Jacob banyak membawakan lagu karangan musisi lain. Sebagian hadirin boleh jadi menyayangkannya. Memang benar, ia membawakan lagu populer dari Isn’t She Lovely, Can’t Take My Eyes Off You, Somebody to Love, hingga lagu sejuta umat, Fix You. Ada sebagian dari diri saya yang juga menyayangkan ini, semata-mata karena saya sangat menikmati lagu-lagu karangan Jacob sendiri. Dan pada konser ini Jacob membuktikan bahwa karangannya dapat pula dibawakan cukup dengan piano atau gitar, seperti versi unplugged dari sebuah lagu. Namun barangkali inilah cara Jacob menginterpretasi lagu-lagu pop selayaknya musisi jazz menginterpretasi standards. Bedanya, lagu-lagu pop lekat dengan kepribadian penyanyi atau bandnya, sedangkan standards memiliki kualitas yang lebih universal.
Brad Mehldau, pianis jazz yang menafsir The Beatles atau Radiohead, adalah orang yang membicarakan ini pada sebuah wawancara dengan Qobuz. Brad melihat bahwa seorang dapat menjadikan lagu orang lain serasa miliknya, bahkan lebih baik, setelah menyadari kekuatan inheren karya tersebut (Ia memberi contoh Gotta Get You Into My Life – The Beatles versi Earth, Wind & Fire). Saya yakin bahwa Jacob adalah orang yang menyadari kekuatan sebuah lagu pop yang ia cover. Ia setia, tapi juga tak menutup kemungkinan mengutak-atik dengan caranya sendiri. Ia memainkan dan mencampur berbagai corak musik untuk tiap lagu, dari klasik, jazz, R&B, hingga gospel.
Tiba saatnya Jacob mengakhiri konser dengan encore Moon River dan Blackbird.
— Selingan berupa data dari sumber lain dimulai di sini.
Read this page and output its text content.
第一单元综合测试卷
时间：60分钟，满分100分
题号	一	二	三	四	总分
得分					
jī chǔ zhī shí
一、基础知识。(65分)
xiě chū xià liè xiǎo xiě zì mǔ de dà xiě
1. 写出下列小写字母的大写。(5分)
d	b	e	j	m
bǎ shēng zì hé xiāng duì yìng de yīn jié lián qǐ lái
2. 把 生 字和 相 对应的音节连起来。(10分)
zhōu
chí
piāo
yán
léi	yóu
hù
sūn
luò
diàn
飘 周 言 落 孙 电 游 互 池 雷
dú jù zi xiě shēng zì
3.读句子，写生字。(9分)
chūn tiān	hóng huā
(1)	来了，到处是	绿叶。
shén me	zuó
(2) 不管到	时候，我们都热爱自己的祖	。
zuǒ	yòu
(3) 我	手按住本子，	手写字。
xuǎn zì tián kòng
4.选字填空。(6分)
Dua buah lagu haru dengan lirik haru. Rasanya, saya ingin menutup tulisan ini dengan mengutip lirik Moon River, yang ada kaitannya dengan kerinduan, penantian dan perpisahan: We’re after the same rainbow’s end / Waitin’ ‘round the bend / My huckleberry friend / Moon river and me.
Kita pulang membawa keajaiban masing-masing.